Hal ini bermula ketika MOS berlangsung dua bulan yang lalu. Kebetulan aku dipercaya untuk ikut membimbing kelas sepuluh yang baru karena dianggap sebagai salah satu siswa berprestasi. Jadilah aku sebagai bahan percontohan di depan kelas oleh teman-teman pembimbing yang lain. Mereka berceloteh ria mengenai motivasi berprestasi dan menjadikanku salah satu contoh orang berprestasi dalam bidang akademik di sekolah. Jujur saja hal itu sedikit membuatku terbumbung akan pujian-pujian gombal mereka. Namun dari situlah peristiwa besar terjadi. Yang bahkan cleaning service sekolah pun diam-diam tahu persis bagaimana jalan ceritanya.



“Kalau kalian ingin tetap bertahan di sini, maka jadilah bibit-bibit unggul.” celoteh Tyas dengan senyuman merekah. Hampir dipastikan ia puas dengan kata-kata penutupnya. Adik-adik siswa baru hanya bertepuk tangan dengan kaku. Atmosfir adaptasi baru sedikit sekali terasa di kelas ini.
“Mungkin ada yang mau ditanyakan terkait motivasi berprestasi yang baru saja kami paparkan?” giliran Gita yang berseloroh.

Tampak di kelas X-3 para siswa baru saling lempar pandang, menunggu setidaknya salah satu yang mau mengacungkan tangan untuk bertanya. Dan tidak butuh waktu lama setelahnya, siswa laki-laki berpostur tegap yang duduk di bangku nomor dua dari belakang mengacung. “Saya kak,” ujarnya.
Gita tersenyum, lalu mempersilakan. “Sebutkan nama ya.”
Siswa itu mengangguk. “Perkenalkan nama saya Zaky Putra Hutomo, panggilannya Zaky, ingin bertanya terkhusus untuk Kakak yang namanya kembar dengan saya,”

Deg!

Mata siswa yang mengaku bernama Zaky itu tertubruk dengan pandanganku. Ia tersenyum tipis dan membuat seisi ruangan geger. Aku meneguk ludah karena tahu siapa yang Zaky maksudkan adalah aku. Sorak sorai tengil yang ditengarai teman-temanku membuatku sedikit risi. Pemuda itu kembali melanjutkan, “Tolong Kak Zakiya, sebagai siswa berprestasi di sekolah ini beri sedikit saya penjelasan mengenai hubungan prestasi yang Kakak dapatkan dengan amal ibadah yang selama ini Kakak jalankan.”

Hening.

Seisi ruangan terdiam. Bahkan teman-temanku pun ikut terdiam. Shock question, huh? Siswa laki-laki ini sedikit pintar rupanya. Pertanyaan mengenai sekularisme, mungkin hanya sedikit yang bisa dan berani menjawab. Namun kali ini aku akan mencobanya. “Ehhhm,” aku berdehem. Fokus seisi ruangan terarah padaku.

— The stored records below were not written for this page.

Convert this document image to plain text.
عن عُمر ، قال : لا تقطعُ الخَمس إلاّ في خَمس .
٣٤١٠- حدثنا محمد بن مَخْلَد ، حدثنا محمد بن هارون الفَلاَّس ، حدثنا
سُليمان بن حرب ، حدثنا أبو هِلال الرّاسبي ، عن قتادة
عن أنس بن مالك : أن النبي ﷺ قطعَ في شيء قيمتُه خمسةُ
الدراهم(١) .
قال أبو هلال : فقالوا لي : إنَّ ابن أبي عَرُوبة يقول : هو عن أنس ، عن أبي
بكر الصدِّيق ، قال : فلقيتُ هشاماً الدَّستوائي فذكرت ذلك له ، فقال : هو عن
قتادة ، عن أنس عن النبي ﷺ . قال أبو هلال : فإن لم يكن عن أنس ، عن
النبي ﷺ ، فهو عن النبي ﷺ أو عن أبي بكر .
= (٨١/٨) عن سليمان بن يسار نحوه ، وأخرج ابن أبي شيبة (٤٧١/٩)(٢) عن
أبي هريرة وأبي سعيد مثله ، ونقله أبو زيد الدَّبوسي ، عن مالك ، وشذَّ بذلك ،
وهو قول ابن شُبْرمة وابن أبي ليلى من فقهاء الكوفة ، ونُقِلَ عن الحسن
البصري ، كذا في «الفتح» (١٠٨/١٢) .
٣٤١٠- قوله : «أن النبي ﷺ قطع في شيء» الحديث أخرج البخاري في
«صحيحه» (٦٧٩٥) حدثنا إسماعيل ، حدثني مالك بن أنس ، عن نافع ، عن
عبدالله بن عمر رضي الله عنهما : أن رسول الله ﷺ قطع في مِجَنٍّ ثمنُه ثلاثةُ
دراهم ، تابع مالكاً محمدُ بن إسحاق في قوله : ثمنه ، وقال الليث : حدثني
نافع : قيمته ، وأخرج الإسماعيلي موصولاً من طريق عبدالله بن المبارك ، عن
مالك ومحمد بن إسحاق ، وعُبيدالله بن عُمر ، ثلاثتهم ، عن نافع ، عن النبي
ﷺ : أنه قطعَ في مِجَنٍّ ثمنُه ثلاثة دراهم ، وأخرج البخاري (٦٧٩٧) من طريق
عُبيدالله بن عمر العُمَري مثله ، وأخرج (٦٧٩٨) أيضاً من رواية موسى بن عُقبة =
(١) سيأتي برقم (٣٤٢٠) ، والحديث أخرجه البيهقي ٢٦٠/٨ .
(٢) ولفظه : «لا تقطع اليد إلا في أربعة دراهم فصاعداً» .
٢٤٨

Aku menghela napas sesaat. “Jadi, sains atau ilmu pengetahuan sejatinya tak bisa dipisahkan dengan agama. Mungkin akan lebih tepat jika dibilang sains adalah salah satu bagian kecil dari agama. Di dalam pedoman hidup kita, Al Qur’an, yang diturunkan lebih dulu dari perkembangan teknologi masa kini, telah menjelaskan beberapa fakta ilmiah yang bahkan peneliti pun takjub karena tidak mungkin di zaman yang belum modern seperti zaman itu, telah mengisahkan hal ilmiah yang misterinya baru bisa dipecahkan akhir-akhir ini. Agama Islam sendiri dianggap sebagai agama yang lurus. Merupakan agama dari Nabi Muhammad sang utusan Allah serta pendahulu-pendahulunya.”

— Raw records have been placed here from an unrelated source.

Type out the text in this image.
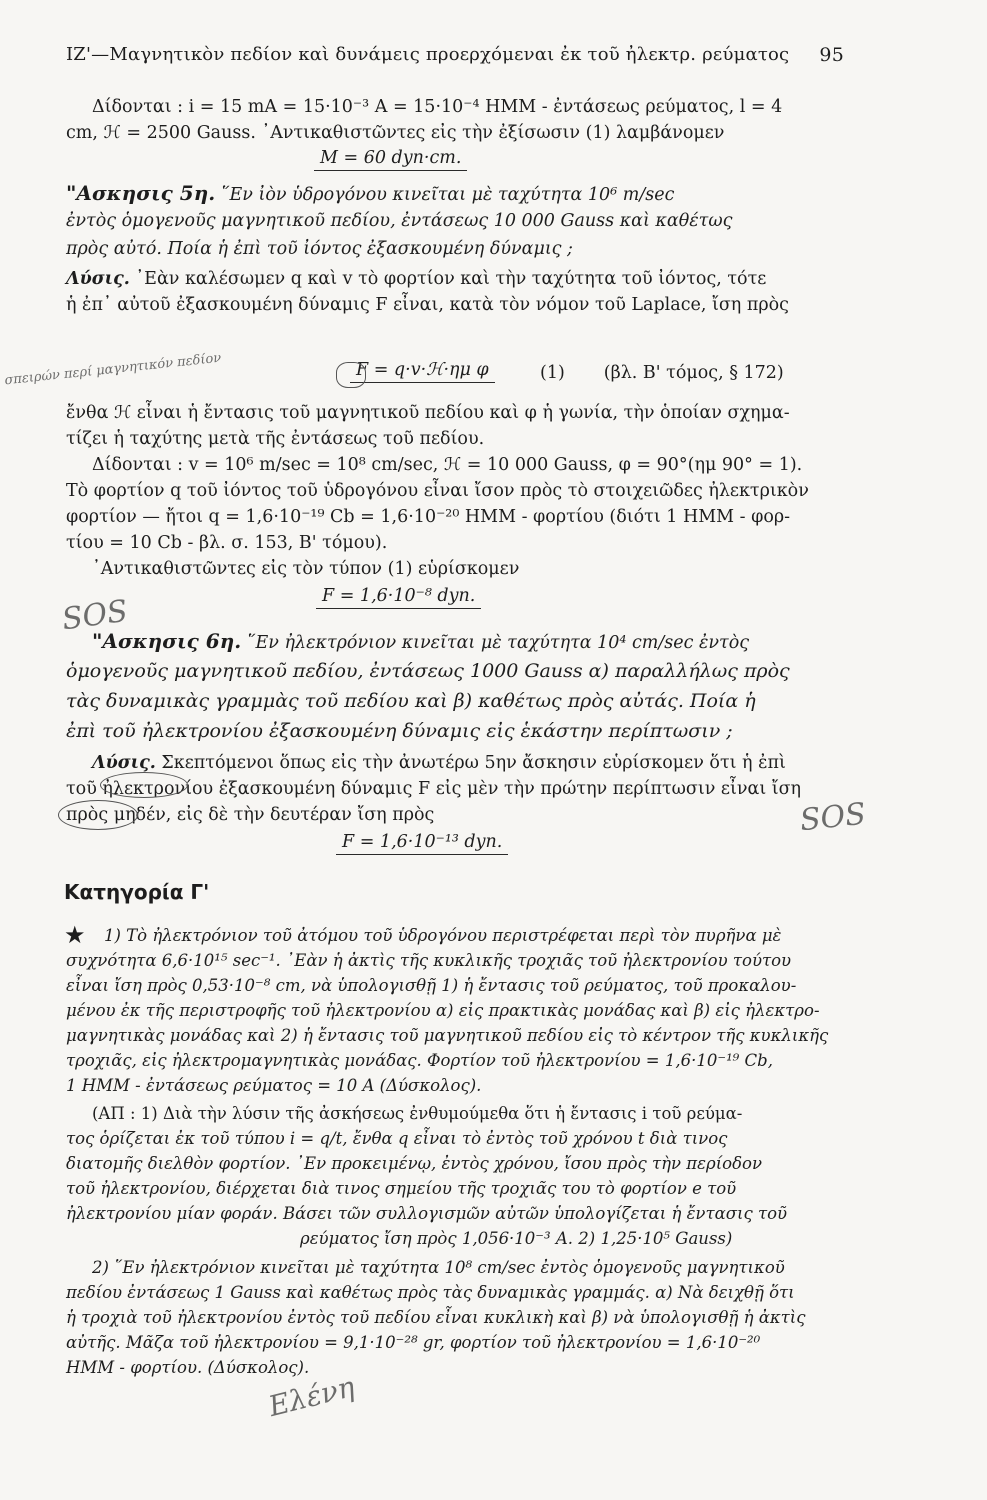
ΙΖ'—Μαγνητικὸν πεδίον καὶ δυνάμεις προερχόμεναι ἐκ τοῦ ἠλεκτρ. ρεύματος 95
Δίδονται : i = 15 mA = 15·10⁻³ A = 15·10⁻⁴ ΗΜΜ - ἐντάσεως ρεύματος, l = 4
cm, ℋ = 2500 Gauss. ᾿Αντικαθιστῶντες εἰς τὴν ἐξίσωσιν (1) λαμβάνομεν
M = 60 dyn·cm.
"Ασκησις 5η. ῞Εν ἰὸν ὑδρογόνου κινεῖται μὲ ταχύτητα 10⁶ m/sec
ἐντὸς ὁμογενοῦς μαγνητικοῦ πεδίου, ἐντάσεως 10 000 Gauss καὶ καθέτως
πρὸς αὐτό. Ποία ἡ ἐπὶ τοῦ ἰόντος ἐξασκουμένη δύναμις ;
Λύσις. ᾿Εὰν καλέσωμεν q καὶ v τὸ φορτίον καὶ τὴν ταχύτητα τοῦ ἰόντος, τότε
ἡ ἐπ᾿ αὐτοῦ ἐξασκουμένη δύναμις F εἶναι, κατὰ τὸν νόμον τοῦ Laplace, ἴση πρὸς
F = q·v·ℋ·ημ φ	(1) (βλ. Β' τόμος, § 172)
ἔνθα ℋ εἶναι ἡ ἔντασις τοῦ μαγνητικοῦ πεδίου καὶ φ ἡ γωνία, τὴν ὁποίαν σχημα-
τίζει ἡ ταχύτης μετὰ τῆς ἐντάσεως τοῦ πεδίου.
Δίδονται : v = 10⁶ m/sec = 10⁸ cm/sec, ℋ = 10 000 Gauss, φ = 90°(ημ 90° = 1).
Τὸ φορτίον q τοῦ ἰόντος τοῦ ὑδρογόνου εἶναι ἴσον πρὸς τὸ στοιχειῶδες ἠλεκτρικὸν
φορτίον — ἤτοι q = 1,6·10⁻¹⁹ Cb = 1,6·10⁻²⁰ ΗΜΜ - φορτίου (διότι 1 ΗΜΜ - φορ-
τίου = 10 Cb - βλ. σ. 153, Β' τόμου).
᾿Αντικαθιστῶντες εἰς τὸν τύπον (1) εὑρίσκομεν
F = 1,6·10⁻⁸ dyn.
"Ασκησις 6η. ῞Εν ἠλεκτρόνιον κινεῖται μὲ ταχύτητα 10⁴ cm/sec ἐντὸς
ὁμογενοῦς μαγνητικοῦ πεδίου, ἐντάσεως 1000 Gauss α) παραλλήλως πρὸς
τὰς δυναμικὰς γραμμὰς τοῦ πεδίου καὶ β) καθέτως πρὸς αὐτάς. Ποία ἡ
ἐπὶ τοῦ ἠλεκτρονίου ἐξασκουμένη δύναμις εἰς ἑκάστην περίπτωσιν ;
Λύσις. Σκεπτόμενοι ὅπως εἰς τὴν ἀνωτέρω 5ην ἄσκησιν εὑρίσκομεν ὅτι ἡ ἐπὶ
τοῦ ἠλεκτρονίου ἐξασκουμένη δύναμις F εἰς μὲν τὴν πρώτην περίπτωσιν εἶναι ἴση
πρὸς μηδέν, εἰς δὲ τὴν δευτέραν ἴση πρὸς
F = 1,6·10⁻¹³ dyn.
Κατηγορία Γ'
★ 1) Τὸ ἠλεκτρόνιον τοῦ ἀτόμου τοῦ ὑδρογόνου περιστρέφεται περὶ τὸν πυρῆνα μὲ
συχνότητα 6,6·10¹⁵ sec⁻¹. ᾿Εὰν ἡ ἀκτὶς τῆς κυκλικῆς τροχιᾶς τοῦ ἠλεκτρονίου τούτου
εἶναι ἴση πρὸς 0,53·10⁻⁸ cm, νὰ ὑπολογισθῇ 1) ἡ ἔντασις τοῦ ρεύματος, τοῦ προκαλου-
μένου ἐκ τῆς περιστροφῆς τοῦ ἠλεκτρονίου α) εἰς πρακτικὰς μονάδας καὶ β) εἰς ἠλεκτρο-
μαγνητικὰς μονάδας καὶ 2) ἡ ἔντασις τοῦ μαγνητικοῦ πεδίου εἰς τὸ κέντρον τῆς κυκλικῆς
τροχιᾶς, εἰς ἠλεκτρομαγνητικὰς μονάδας. Φορτίον τοῦ ἠλεκτρονίου = 1,6·10⁻¹⁹ Cb,
1 ΗΜΜ - ἐντάσεως ρεύματος = 10 A (Δύσκολος).
(ΑΠ : 1) Διὰ τὴν λύσιν τῆς ἀσκήσεως ἐνθυμούμεθα ὅτι ἡ ἔντασις i τοῦ ρεύμα-
τος ὁρίζεται ἐκ τοῦ τύπου i = q/t, ἔνθα q εἶναι τὸ ἐντὸς τοῦ χρόνου t διὰ τινος
διατομῆς διελθὸν φορτίον. ᾿Εν προκειμένῳ, ἐντὸς χρόνου, ἴσου πρὸς τὴν περίοδον
τοῦ ἠλεκτρονίου, διέρχεται διὰ τινος σημείου τῆς τροχιᾶς του τὸ φορτίον e τοῦ
ἠλεκτρονίου μίαν φοράν. Βάσει τῶν συλλογισμῶν αὐτῶν ὑπολογίζεται ἡ ἔντασις τοῦ
ρεύματος ἴση πρὸς 1,056·10⁻³ A. 2) 1,25·10⁵ Gauss)
2) ῞Εν ἠλεκτρόνιον κινεῖται μὲ ταχύτητα 10⁸ cm/sec ἐντὸς ὁμογενοῦς μαγνητικοῦ
πεδίου ἐντάσεως 1 Gauss καὶ καθέτως πρὸς τὰς δυναμικὰς γραμμάς. α) Νὰ δειχθῇ ὅτι
ἡ τροχιὰ τοῦ ἠλεκτρονίου ἐντὸς τοῦ πεδίου εἶναι κυκλικὴ καὶ β) νὰ ὑπολογισθῇ ἡ ἀκτὶς
αὐτῆς. Μᾶζα τοῦ ἠλεκτρονίου = 9,1·10⁻²⁸ gr, φορτίον τοῦ ἠλεκτρονίου = 1,6·10⁻²⁰
ΗΜΜ - φορτίου. (Δύσκολος).
σπειρών περί μαγνητικόν πεδίον
SOS
SOS
Ελένη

“Nabi Muhammad SAW pertama kali mendapat wahyu yang disampaikan malaikat Jibril yaitu surat Al Alaq ayat 1-5. Di mana ayat pertama berbunyi iqra’ yang artinya bacalah. Nabi Muhammad diperintahkan membaca atas nama Tuhannya. Ini juga mengindikasikan betapa pentingnya membaca, betapa pentingnya berilmu. Bahkan dikatakan bahwa janganlah beramal sebelum berilmu.”
“Nah, hubungan antara ilmu dan amal adalah terkait hukum timbal balik. Barangsiapa berilmu maka harus berbuat, jika tidak, maka ilmu tak ubahnya hanya teori saja. Sedangkan beramal harus diiringi dengan ilmu, karena tanpa ilmu sama saja kita mengerjakan hal yang sia-sia tanpa tahu apa maksud dan tujuannya. Sekian.”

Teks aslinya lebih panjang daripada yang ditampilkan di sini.